Luckily for this little girl, I was able to use several strategies to understand her anyway. As a speech-language pathologist, I spend a lot of time listening to children speak, particularly children with speech disorders. This gave me practice understanding child speech. I was familiar with popular children’s toys and television shows, so I had a “word bank” to help me guess the types of things a child would say. She was wearing a Thomas the Tank Engine sweatshirt, so I was able to use my general knowledge that children like to talk about things in their immediate environment, and wear clothes that depict their interests, to further narrow down the options and make an educated guess. Experience and relying on background knowledge are just some of the strategies adults use to understand child speech.
As scientists who study child speech and language development, we want to learn more about the strategies adults use to understand child speech. That’s why we created the “Say What?” game in KidTalk. In this game, parents listen to a recording of a child talking and guess what was said. By learning which characteristics of child speech make it easier or harder to understand, we can figure out what strategies adults use when they listen to child speech. By including recordings of your own child (if you consent to this in settings), we can also study differences in how parents understand their own children compared to unfamiliar children. Knowing more about how adults understand child speech will help us teach computers to understand child speech better — and any parent who has watched a child attempt to use “Hey, Siri” can attest that there is lots of room for improvement here!
The KidTalk project will also help scientists better understand the process of child speech development. We already know the average age at which children learn to produce different sounds and the average order in which they are learned. However, there is a lot of variability from child to child and we do not know why.

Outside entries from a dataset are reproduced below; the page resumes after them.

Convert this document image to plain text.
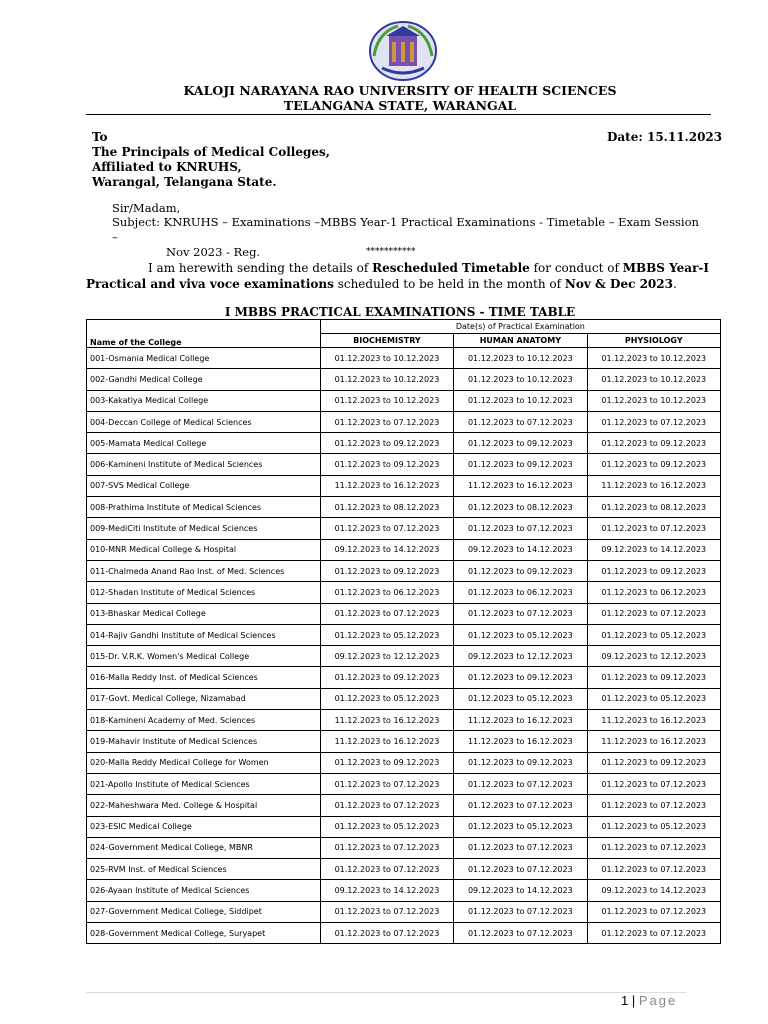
KALOJI NARAYANA RAO UNIVERSITY OF HEALTH SCIENCES
TELANGANA STATE, WARANGAL
To
The Principals of Medical Colleges,
Affiliated to KNRUHS,
Warangal, Telangana State.
Date: 15.11.2023
Sir/Madam,
Subject: KNRUHS – Examinations –MBBS Year-1 Practical Examinations - Timetable – Exam Session –
Nov 2023 - Reg.	***********
I am herewith sending the details of Rescheduled Timetable for conduct of MBBS Year-I Practical and viva voce examinations scheduled to be held in the month of Nov & Dec 2023.
I MBBS PRACTICAL EXAMINATIONS - TIME TABLE
Name of the College	Date(s) of Practical Examination		
	BIOCHEMISTRY	HUMAN ANATOMY	PHYSIOLOGY
001-Osmania Medical College	01.12.2023 to 10.12.2023	01.12.2023 to 10.12.2023	01.12.2023 to 10.12.2023
002-Gandhi Medical College	01.12.2023 to 10.12.2023	01.12.2023 to 10.12.2023	01.12.2023 to 10.12.2023
003-Kakatiya Medical College	01.12.2023 to 10.12.2023	01.12.2023 to 10.12.2023	01.12.2023 to 10.12.2023
004-Deccan College of Medical Sciences	01.12.2023 to 07.12.2023	01.12.2023 to 07.12.2023	01.12.2023 to 07.12.2023
005-Mamata Medical College	01.12.2023 to 09.12.2023	01.12.2023 to 09.12.2023	01.12.2023 to 09.12.2023
006-Kamineni Institute of Medical Sciences	01.12.2023 to 09.12.2023	01.12.2023 to 09.12.2023	01.12.2023 to 09.12.2023
007-SVS Medical College	11.12.2023 to 16.12.2023	11.12.2023 to 16.12.2023	11.12.2023 to 16.12.2023
008-Prathima Institute of Medical Sciences	01.12.2023 to 08.12.2023	01.12.2023 to 08.12.2023	01.12.2023 to 08.12.2023
009-MediCiti Institute of Medical Sciences	01.12.2023 to 07.12.2023	01.12.2023 to 07.12.2023	01.12.2023 to 07.12.2023
010-MNR Medical College & Hospital	09.12.2023 to 14.12.2023	09.12.2023 to 14.12.2023	09.12.2023 to 14.12.2023
011-Chalmeda Anand Rao Inst. of Med. Sciences	01.12.2023 to 09.12.2023	01.12.2023 to 09.12.2023	01.12.2023 to 09.12.2023
012-Shadan Institute of Medical Sciences	01.12.2023 to 06.12.2023	01.12.2023 to 06.12.2023	01.12.2023 to 06.12.2023
013-Bhaskar Medical College	01.12.2023 to 07.12.2023	01.12.2023 to 07.12.2023	01.12.2023 to 07.12.2023
014-Rajiv Gandhi Institute of Medical Sciences	01.12.2023 to 05.12.2023	01.12.2023 to 05.12.2023	01.12.2023 to 05.12.2023
015-Dr. V.R.K. Women's Medical College	09.12.2023 to 12.12.2023	09.12.2023 to 12.12.2023	09.12.2023 to 12.12.2023
016-Malla Reddy Inst. of Medical Sciences	01.12.2023 to 09.12.2023	01.12.2023 to 09.12.2023	01.12.2023 to 09.12.2023
017-Govt. Medical College, Nizamabad	01.12.2023 to 05.12.2023	01.12.2023 to 05.12.2023	01.12.2023 to 05.12.2023
018-Kamineni Academy of Med. Sciences	11.12.2023 to 16.12.2023	11.12.2023 to 16.12.2023	11.12.2023 to 16.12.2023
019-Mahavir Institute of Medical Sciences	11.12.2023 to 16.12.2023	11.12.2023 to 16.12.2023	11.12.2023 to 16.12.2023
020-Malla Reddy Medical College for Women	01.12.2023 to 09.12.2023	01.12.2023 to 09.12.2023	01.12.2023 to 09.12.2023
021-Apollo Institute of Medical Sciences	01.12.2023 to 07.12.2023	01.12.2023 to 07.12.2023	01.12.2023 to 07.12.2023
022-Maheshwara Med. College & Hospital	01.12.2023 to 07.12.2023	01.12.2023 to 07.12.2023	01.12.2023 to 07.12.2023
023-ESIC Medical College	01.12.2023 to 05.12.2023	01.12.2023 to 05.12.2023	01.12.2023 to 05.12.2023
024-Government Medical College, MBNR	01.12.2023 to 07.12.2023	01.12.2023 to 07.12.2023	01.12.2023 to 07.12.2023
025-RVM Inst. of Medical Sciences	01.12.2023 to 07.12.2023	01.12.2023 to 07.12.2023	01.12.2023 to 07.12.2023
026-Ayaan Institute of Medical Sciences	09.12.2023 to 14.12.2023	09.12.2023 to 14.12.2023	09.12.2023 to 14.12.2023
027-Government Medical College, Siddipet	01.12.2023 to 07.12.2023	01.12.2023 to 07.12.2023	01.12.2023 to 07.12.2023
028-Government Medical College, Suryapet	01.12.2023 to 07.12.2023	01.12.2023 to 07.12.2023	01.12.2023 to 07.12.2023
1 | Page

A child who produces /s/ correctly at age 3 and one who does not learn this sound until age 7 are both completely normal. And some children do not develop adult-like pronunciations on their own and need speech therapy. While many scientists have proposed explanations for children not learning all the sounds of their native language, we aren’t entirely sure why this happens.
Our current methods to address these questions about child speech development have been limited by what we can study in a laboratory. In a lab-based study, we might ask a child to repeat single words and mark which sounds they said correctly. KidTalk lets us study speech sound production in realistic contexts. When parents transcribe those recordings, researchers know what the child was saying (or attempting to say). With frequent transcribed recordings of the same child, we can study the small, gradual, acoustic changes in their pronunciation as their cute errors morph into adult-like speech.